Let's fit the isothermal bulk moduli and their pressure derivatives from the MPDS pV-data and compare with the experimental values:

In [ ]:
def get_cell_volume(a, b, c, alpha, beta, gamma):
    '''
    Calculate V from cell parameters.
    NB ab_normal and a_direction are standard.
    '''
    return abs(
        det(
            cellpar_to_cell([a, b, c, alpha, beta, gamma])
        )
    )
In [ ]:
pvts = {}

for matrix in client.get_data(
    {"props": "cell parameters - pressure diagram"},
    phases=set(dfrm_k0p['Phase'].tolist()), # only those phases we have experimental bulk modulus
    fields={}                               # all fields
):
    try: decks = matrix['sample']['measurement'][0]['property']['matrix']
    except KeyError:
        warnings.warn('Error: there is no expected property in the entry %s' % matrix)
        continue

    p_all, v_all, t_all = [], [], []
    for deck in decks:
        p, t, v = deck[0], deck[1], get_cell_volume(*deck[2:])
        p_all.append(p)
        v_all.append(v)
        t_all.append(t)

    # TODO here in principle we should do something smarter
    # than just omitting the data for the same phase
    if matrix['sample']['material']['phase_id'] in pvts and len(pvts[ matrix['sample']['material']['phase_id'] ][0]) > len(p_all):
            warnings.warn('Skipping entry %s' % matrix['sample']['material']['entry'])
            continue

    pvts[ matrix['sample']['material']['phase_id'] ] = [matrix['sample']['material']['entry'], p_all, v_all, t_all]

pvts = [[key] + value for key, value in pvts.items()]
pvts = pd.DataFrame(pvts, columns=['Phase', 'Entry', 'P', 'V', 'T'])
print(pvts)
In [ ]:
dfrm = avg_k0.merge(pvts, how='inner', on='Phase')

for n, system in dfrm.iterrows():

    params = exp_bm3.make_params(v0=system['V'][0], k0=system['avg_k0'], k0p=system['avg_k0p'])

    fitresult_bm3 = exp_bm3.fit(system['P'], params, v=system['V'], weights=None)
    if abs(fitresult_bm3.params['k0'].value - system['avg_k0']) > 50:
        # show the discrepancies, if any
        print("*" * 30 + " Distinct phase https://mpds.io/#phase_id/%s " % system['Phase'] + "*" * 30)
        print("BM_fit: %4.1f 	 BM_exp: %4.1f" % (fitresult_bm3.params['k0'].value, system['avg_k0'])
        print("BM0p_fit: %1.2f 	 BM0p_exp: %1.2f" % (fitresult_bm3.params['k0p'].value, system['avg_k0p'])

Were you able to follow everything?

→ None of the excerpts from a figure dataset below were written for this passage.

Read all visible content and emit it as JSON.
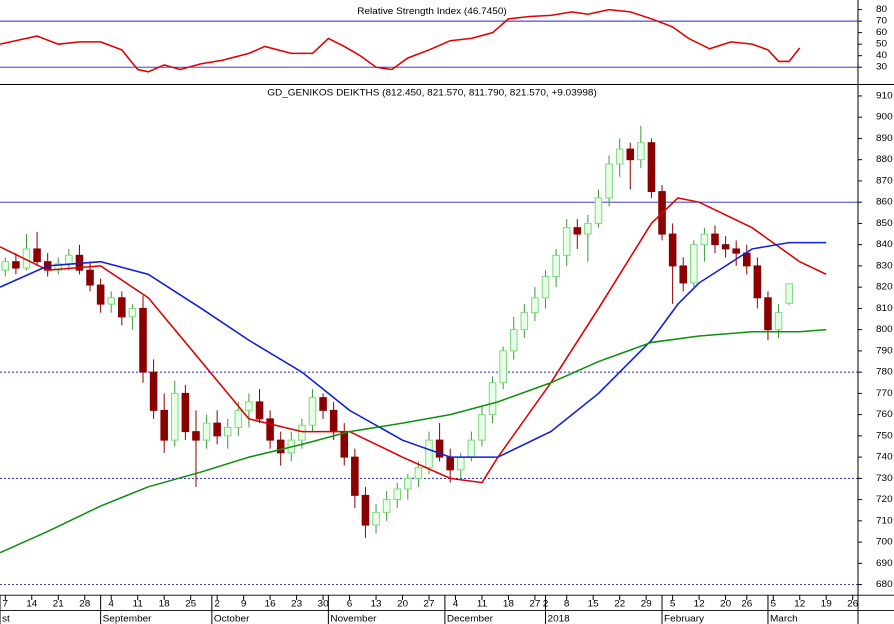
{
  "chart_data": [
    {
      "type": "line",
      "title": "Relative Strength Index (46.7450)",
      "xlim": [
        0,
        162
      ],
      "ylim": [
        16.67,
        86.67
      ],
      "yticks": [
        30,
        40,
        50,
        60,
        70,
        80
      ],
      "hlines": [
        {
          "value": 70,
          "color": "#2020d0",
          "style": "solid"
        },
        {
          "value": 30,
          "color": "#2020d0",
          "style": "solid"
        }
      ],
      "series": [
        {
          "color": "#e00000",
          "x": [
            0,
            4,
            7,
            11,
            15,
            19,
            23,
            26,
            28,
            31,
            34,
            38,
            42,
            47,
            50,
            55,
            59,
            62,
            65,
            68,
            71,
            74,
            77,
            81,
            85,
            89,
            93,
            96,
            100,
            104,
            108,
            111,
            115,
            119,
            123,
            127,
            130,
            134,
            138,
            142,
            145,
            147,
            149,
            151
          ],
          "values": [
            50,
            54,
            57,
            50,
            52,
            52,
            45,
            28,
            26,
            32,
            28,
            33,
            36,
            42,
            48,
            42,
            42,
            55,
            48,
            40,
            30,
            28,
            38,
            45,
            53,
            55,
            60,
            72,
            74,
            75,
            78,
            76,
            80,
            78,
            72,
            65,
            55,
            46,
            52,
            50,
            45,
            35,
            35,
            46.745
          ]
        }
      ]
    },
    {
      "type": "candlestick",
      "title": "GD_GENIKOS DEIKTHS (812.450, 821.570, 811.790, 821.570, +9.03998)",
      "xlim": [
        0,
        162
      ],
      "ylim": [
        675,
        914.5
      ],
      "yticks": [
        680,
        690,
        700,
        710,
        720,
        730,
        740,
        750,
        760,
        770,
        780,
        790,
        800,
        810,
        820,
        830,
        840,
        850,
        860,
        870,
        880,
        890,
        900,
        910
      ],
      "xticks": [
        {
          "value": 1,
          "label": "7"
        },
        {
          "value": 6,
          "label": "14"
        },
        {
          "value": 11,
          "label": "21"
        },
        {
          "value": 16,
          "label": "28"
        },
        {
          "value": 21,
          "label": "4"
        },
        {
          "value": 26,
          "label": "11"
        },
        {
          "value": 31,
          "label": "18"
        },
        {
          "value": 36,
          "label": "25"
        },
        {
          "value": 41,
          "label": "2"
        },
        {
          "value": 46,
          "label": "9"
        },
        {
          "value": 51,
          "label": "16"
        },
        {
          "value": 56,
          "label": "23"
        },
        {
          "value": 61,
          "label": "30"
        },
        {
          "value": 66,
          "label": "6"
        },
        {
          "value": 71,
          "label": "13"
        },
        {
          "value": 76,
          "label": "20"
        },
        {
          "value": 81,
          "label": "27"
        },
        {
          "value": 86,
          "label": "4"
        },
        {
          "value": 91,
          "label": "11"
        },
        {
          "value": 96,
          "label": "18"
        },
        {
          "value": 101,
          "label": "27"
        },
        {
          "value": 103,
          "label": "2"
        },
        {
          "value": 107,
          "label": "8"
        },
        {
          "value": 112,
          "label": "15"
        },
        {
          "value": 117,
          "label": "22"
        },
        {
          "value": 122,
          "label": "29"
        },
        {
          "value": 127,
          "label": "5"
        },
        {
          "value": 132,
          "label": "12"
        },
        {
          "value": 137,
          "label": "20"
        },
        {
          "value": 141,
          "label": "26"
        },
        {
          "value": 146,
          "label": "5"
        },
        {
          "value": 151,
          "label": "12"
        },
        {
          "value": 156,
          "label": "19"
        },
        {
          "value": 161,
          "label": "26"
        }
      ],
      "month_labels": [
        {
          "value": 0,
          "label": "st"
        },
        {
          "value": 19,
          "label": "September"
        },
        {
          "value": 40,
          "label": "October"
        },
        {
          "value": 62,
          "label": "November"
        },
        {
          "value": 84,
          "label": "December"
        },
        {
          "value": 103,
          "label": "2018"
        },
        {
          "value": 125,
          "label": "February"
        },
        {
          "value": 145,
          "label": "March"
        }
      ],
      "up_color": "#7ed87e",
      "down_color": "#8b0000",
      "hlines": [
        {
          "value": 860,
          "color": "#2020d0",
          "style": "solid"
        },
        {
          "value": 780,
          "color": "#2020d0",
          "style": "dotted"
        },
        {
          "value": 730,
          "color": "#2020d0",
          "style": "dotted"
        },
        {
          "value": 680,
          "color": "#2020d0",
          "style": "dotted"
        }
      ],
      "x": [
        1,
        3,
        5,
        7,
        9,
        11,
        13,
        15,
        17,
        19,
        21,
        23,
        25,
        27,
        29,
        31,
        33,
        35,
        37,
        39,
        41,
        43,
        45,
        47,
        49,
        51,
        53,
        55,
        57,
        59,
        61,
        63,
        65,
        67,
        69,
        71,
        73,
        75,
        77,
        79,
        81,
        83,
        85,
        87,
        89,
        91,
        93,
        95,
        97,
        99,
        101,
        103,
        105,
        107,
        109,
        111,
        113,
        115,
        117,
        119,
        121,
        123,
        125,
        127,
        129,
        131,
        133,
        135,
        137,
        139,
        141,
        143,
        145,
        147,
        149
      ],
      "open": [
        828,
        832,
        829,
        838,
        832,
        828,
        831,
        835,
        828,
        821,
        812,
        815,
        806,
        810,
        780,
        762,
        748,
        770,
        752,
        748,
        756,
        750,
        754,
        762,
        766,
        758,
        748,
        742,
        748,
        755,
        768,
        762,
        752,
        740,
        722,
        708,
        714,
        720,
        725,
        730,
        735,
        748,
        740,
        734,
        740,
        748,
        760,
        775,
        790,
        800,
        808,
        815,
        825,
        835,
        848,
        845,
        850,
        862,
        878,
        885,
        880,
        888,
        865,
        845,
        830,
        822,
        840,
        845,
        840,
        838,
        836,
        830,
        815,
        800,
        812.45
      ],
      "high": [
        834,
        836,
        845,
        846,
        836,
        834,
        838,
        840,
        832,
        824,
        818,
        818,
        812,
        816,
        786,
        770,
        776,
        774,
        762,
        760,
        762,
        758,
        766,
        770,
        772,
        762,
        752,
        752,
        758,
        772,
        770,
        766,
        756,
        744,
        726,
        718,
        724,
        728,
        732,
        738,
        752,
        756,
        744,
        742,
        752,
        764,
        778,
        792,
        806,
        812,
        820,
        828,
        838,
        852,
        852,
        854,
        866,
        882,
        890,
        888,
        896,
        890,
        868,
        850,
        834,
        842,
        848,
        849,
        844,
        842,
        840,
        834,
        818,
        812,
        821.57
      ],
      "low": [
        825,
        826,
        828,
        830,
        825,
        826,
        828,
        826,
        818,
        808,
        808,
        802,
        800,
        775,
        758,
        742,
        745,
        748,
        726,
        744,
        746,
        744,
        750,
        754,
        756,
        744,
        736,
        738,
        744,
        752,
        758,
        748,
        736,
        716,
        702,
        704,
        710,
        716,
        720,
        726,
        732,
        738,
        728,
        730,
        738,
        745,
        756,
        772,
        786,
        796,
        804,
        810,
        820,
        830,
        838,
        832,
        848,
        858,
        872,
        866,
        876,
        862,
        842,
        812,
        818,
        820,
        832,
        836,
        834,
        830,
        826,
        810,
        795,
        796,
        811.79
      ],
      "close": [
        832,
        829,
        838,
        832,
        828,
        831,
        835,
        828,
        821,
        812,
        815,
        806,
        810,
        780,
        762,
        748,
        770,
        752,
        748,
        756,
        750,
        754,
        762,
        766,
        758,
        748,
        742,
        748,
        755,
        768,
        762,
        752,
        740,
        722,
        708,
        714,
        720,
        725,
        730,
        735,
        748,
        740,
        734,
        740,
        748,
        760,
        775,
        790,
        800,
        808,
        815,
        825,
        835,
        848,
        845,
        850,
        862,
        878,
        885,
        880,
        888,
        865,
        845,
        830,
        822,
        840,
        845,
        840,
        838,
        836,
        830,
        815,
        800,
        808,
        821.57
      ],
      "series": [
        {
          "color": "#e00000",
          "x": [
            0,
            9,
            19,
            28,
            38,
            47,
            57,
            66,
            76,
            85,
            91,
            94,
            104,
            113,
            123,
            128,
            132,
            142,
            151,
            156
          ],
          "values": [
            839,
            828,
            830,
            815,
            785,
            758,
            752,
            752,
            740,
            730,
            728,
            740,
            775,
            810,
            850,
            862,
            860,
            848,
            832,
            826
          ]
        },
        {
          "color": "#1020d8",
          "x": [
            0,
            9,
            19,
            28,
            38,
            47,
            57,
            66,
            76,
            85,
            94,
            104,
            113,
            123,
            128,
            132,
            142,
            149,
            156
          ],
          "values": [
            820,
            830,
            832,
            826,
            810,
            795,
            780,
            762,
            748,
            740,
            740,
            752,
            770,
            795,
            812,
            822,
            838,
            841,
            841
          ]
        },
        {
          "color": "#109010",
          "x": [
            0,
            9,
            19,
            28,
            38,
            47,
            57,
            66,
            76,
            85,
            94,
            104,
            113,
            123,
            132,
            142,
            151,
            156
          ],
          "values": [
            695,
            705,
            717,
            726,
            733,
            740,
            746,
            752,
            756,
            760,
            766,
            775,
            785,
            794,
            797,
            799,
            799,
            800
          ]
        }
      ]
    }
  ]
}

Please, try to answer:

  • Why did the discrepancies occur?
  • What other thermodynamic properties can be calculated via EoS?
  • Given a certain (e.g. unfamiliar and hypothetical) crystalline structure, how can we calculate its isothermal bulk modulus? What about its adiabatic bulk modulus?

PS don't forget to invalidate (revoke) your API key.